Research vision

What I want to build

What will be the VisiCalc—the killer app—for big data? It will be a tool that makes it intuitive to dig into richly-structured data, to ask questions and test scenarios, and to navigate the vast real-world datasets that are now available. It will become as widespread as Microsoft Excel, and it will be the tool of choice for people in business, tech, science, journalism, and government, whenever they want to communicate quantitative ideas.

Data is being generated globally at a rate which roughly tracks Moore's Law. I think many companies don't know what to do with the bulk of their data, but they're scared of being left behind, so they simply store whatever fits in the latest generation of hardware. Only a high priesthood of data scientists, in Google and Facebook and some universities, can extract deep value from what they collect.

From 2011 to 2016 I worked as the chief data scientist at Urban Engines, a Silicon Valley startup, now part of Google. We built a platform for visualising and analysing big data about things that move: commuters, trains, buses, taxis, delivery fleets, etc. We learnt a lot about how ordinary users want to interact with their data, how to help users understand richly structured data, and what sorts of interaction make sense for what sorts of data.

I returned to academic life in order to turn these fledgling ideas into a systematic theory, and to build a new tool for interacting with big data that any Excel-savvy user can use.

What's the big idea?

Behind all the dashboards we built at Urban Engines, I believe there is a unifying principle: a universal grammar of interactive data visualisation.

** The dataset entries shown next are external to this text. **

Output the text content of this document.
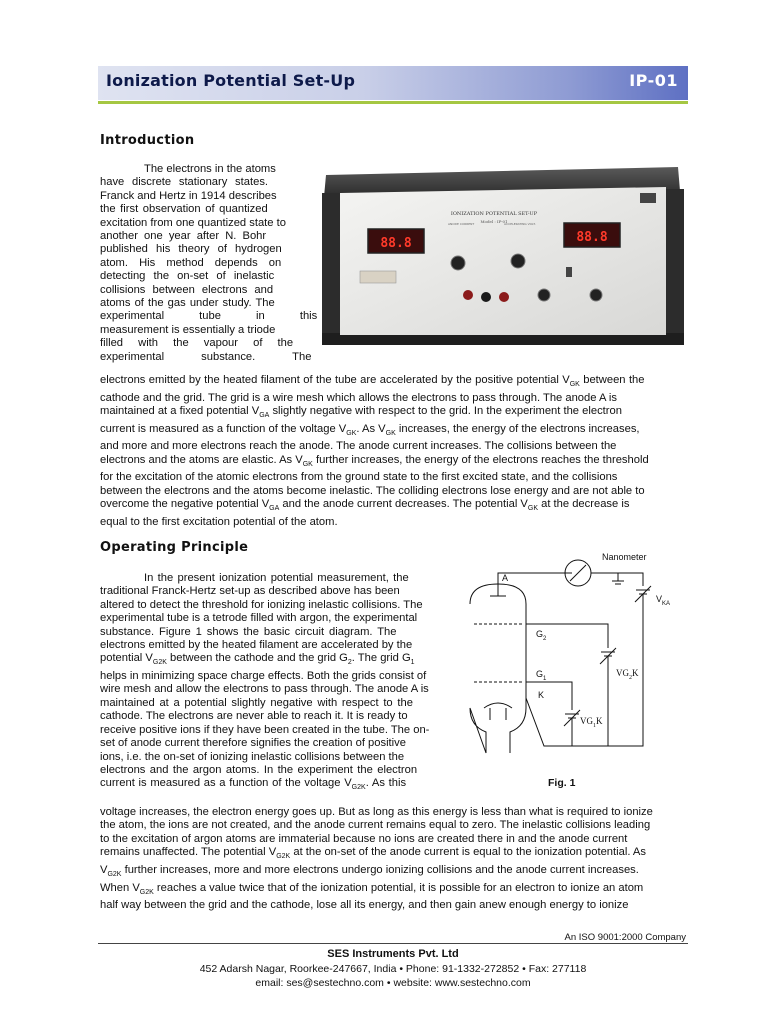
Ionization Potential Set-Up	IP-01
Introduction
The electrons in the atoms
have discrete stationary states.
Franck and Hertz in 1914 describes
the first observation of quantized
excitation from one quantized state to
another one year after N. Bohr
published his theory of hydrogen
atom. His method depends on
detecting the on-set of inelastic
collisions between electrons and
atoms of the gas under study. The
experimental tube in this
measurement is essentially a triode
filled with the vapour of the
experimental substance. The
88.8	88.8
IONIZATION POTENTIAL SET-UP
Model : IP-01
ANODE CURRENT	ACCELERATING VOLT.
electrons emitted by the heated filament of the tube are accelerated by the positive potential $V_{GK}$ between the
cathode and the grid. The grid is a wire mesh which allows the electrons to pass through. The anode A is
maintained at a fixed potential $V_{GA}$ slightly negative with respect to the grid. In the experiment the electron
current is measured as a function of the voltage $V_{GK}$. As $V_{GK}$ increases, the energy of the electrons increases,
and more and more electrons reach the anode. The anode current increases. The collisions between the
electrons and the atoms are elastic. As $V_{GK}$ further increases, the energy of the electrons reaches the threshold
for the excitation of the atomic electrons from the ground state to the first excited state, and the collisions
between the electrons and the atoms become inelastic. The colliding electrons lose energy and are not able to
overcome the negative potential $V_{GA}$ and the anode current decreases. The potential $V_{GK}$ at the decrease is
equal to the first excitation potential of the atom.
Operating Principle
In the present ionization potential measurement, the
traditional Franck-Hertz set-up as described above has been
altered to detect the threshold for ionizing inelastic collisions. The
experimental tube is a tetrode filled with argon, the experimental
substance. Figure 1 shows the basic circuit diagram. The
electrons emitted by the heated filament are accelerated by the
potential $V_{G2K}$ between the cathode and the grid $G_2$. The grid $G_1$
helps in minimizing space charge effects. Both the grids consist of
wire mesh and allow the electrons to pass through. The anode A is
maintained at a potential slightly negative with respect to the
cathode. The electrons are never able to reach it. It is ready to
receive positive ions if they have been created in the tube. The on-
set of anode current therefore signifies the creation of positive
ions, i.e. the on-set of ionizing inelastic collisions between the
electrons and the argon atoms. In the experiment the electron
current is measured as a function of the voltage $V_{G2K}$. As this
Nanometer
A
$G_2$
$G_1$
K
$V_{KA}$
$VG_2K$
$VG_1K$
Fig. 1
voltage increases, the electron energy goes up. But as long as this energy is less than what is required to ionize
the atom, the ions are not created, and the anode current remains equal to zero. The inelastic collisions leading
to the excitation of argon atoms are immaterial because no ions are created there in and the anode current
remains unaffected. The potential $V_{G2K}$ at the on-set of the anode current is equal to the ionization potential. As
$V_{G2K}$ further increases, more and more electrons undergo ionizing collisions and the anode current increases.
When $V_{G2K}$ reaches a value twice that of the ionization potential, it is possible for an electron to ionize an atom
half way between the grid and the cathode, lose all its energy, and then gain anew enough energy to ionize
An ISO 9001:2000 Company
SES Instruments Pvt. Ltd
452 Adarsh Nagar, Roorkee-247667, India • Phone: 91-1332-272852 • Fax: 277118
email: ses@sestechno.com • website: www.sestechno.com
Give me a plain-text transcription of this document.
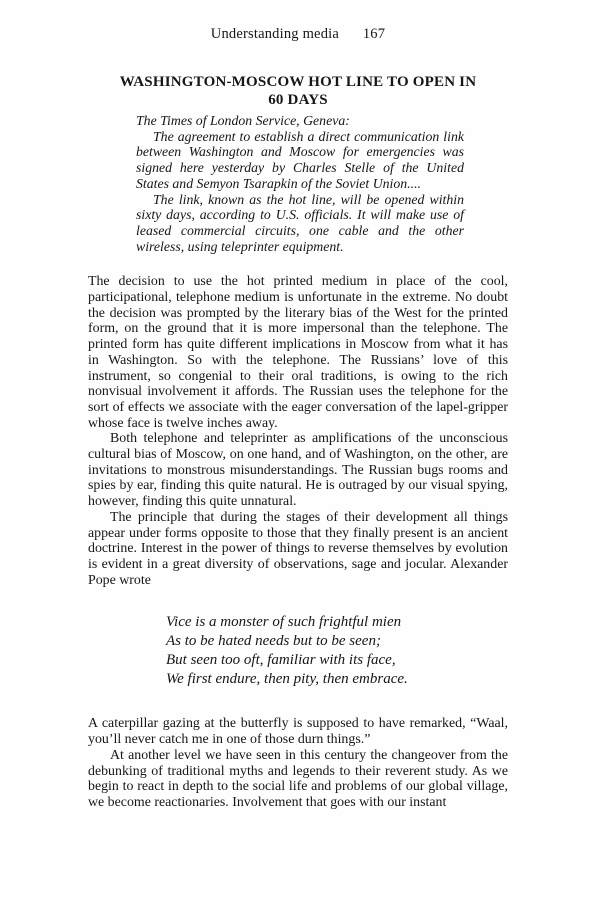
Understanding media 167
WASHINGTON-MOSCOW HOT LINE TO OPEN IN
60 DAYS

The Times of London Service, Geneva:

The agreement to establish a direct communication link between Washington and Moscow for emergencies was signed here yesterday by Charles Stelle of the United States and Semyon Tsarapkin of the Soviet Union....

The link, known as the hot line, will be opened within sixty days, according to U.S. officials. It will make use of leased commercial circuits, one cable and the other wireless, using teleprinter equipment.

The decision to use the hot printed medium in place of the cool, participational, telephone medium is unfortunate in the extreme. No doubt the decision was prompted by the literary bias of the West for the printed form, on the ground that it is more impersonal than the telephone. The printed form has quite different implications in Moscow from what it has in Washington. So with the telephone. The Russians’ love of this instrument, so congenial to their oral traditions, is owing to the rich nonvisual involvement it affords. The Russian uses the telephone for the sort of effects we associate with the eager conversation of the lapel-gripper whose face is twelve inches away.

Both telephone and teleprinter as amplifications of the unconscious cultural bias of Moscow, on one hand, and of Washington, on the other, are invitations to monstrous misunderstandings. The Russian bugs rooms and spies by ear, finding this quite natural. He is outraged by our visual spying, however, finding this quite unnatural.

The principle that during the stages of their development all things appear under forms opposite to those that they finally present is an ancient doctrine. Interest in the power of things to reverse themselves by evolution is evident in a great diversity of observations, sage and jocular. Alexander Pope wrote

Vice is a monster of such frightful mien

As to be hated needs but to be seen;

But seen too oft, familiar with its face,

We first endure, then pity, then embrace.

A caterpillar gazing at the butterfly is supposed to have remarked, “Waal, you’ll never catch me in one of those durn things.”

At another level we have seen in this century the changeover from the debunking of traditional myths and legends to their reverent study. As we begin to react in depth to the social life and problems of our global village, we become reactionaries. Involvement that goes with our instant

I've worked with database gurus and coders, with practical statisticians, and with physics-style modellers in engineering and mathematics departments. Each community of data workers has its special tricks and conceptual tools, and they also have plenty in common. I believe that most of their tools can be presented as ways to interact with a data visualisation. In other words, I want to make data tangible, so that users can uncover its secrets by touching what they see.

There are many lovely interactive visualisations all over the web. But I haven't seen any that unlock the full richness of the dataset and all the tools I might want to apply: mashing up with external datasets, custom comparisons, etc.: all this is restricted to command-line power users, running R or Python. Instead, current designs for interacting with data are based on what the designer wants to show, rather than what the viewer wants to find out. When we rethink data interaction, it will have to be more "honest": I call it true interaction.

Why now?

In 1786, William Playfair in his book The Commercial and Political Atlas invented the bar chart, the line graph, the scatter plot, and the pie chart. Two hundred and thirteen years later in 1999, Leland Wilkinson in a landmark book The Grammar of Graphics proposed a universal grammar for plotting data. His remarkable idea, that nearly all data graphics can be expressed by composing a small number of data operations, have shaped modern graphics libraries. This is the intellectual backdrop for what I want to build, and gives hope that it's possible.

Advances in data-driven modelling come from advances in computing power. Now we are in the era of big data and of cloud computing and machine learning, and these will let us model and test and depict our insights directly from data, rather than through clever mathematical tricks and expert statistical theory. This is how I believe data science will be opened up to a wide community. We need to refocus today's research algorithms and systems, and build them into robust tools that are oriented around interacting and visualising and suggesting insight.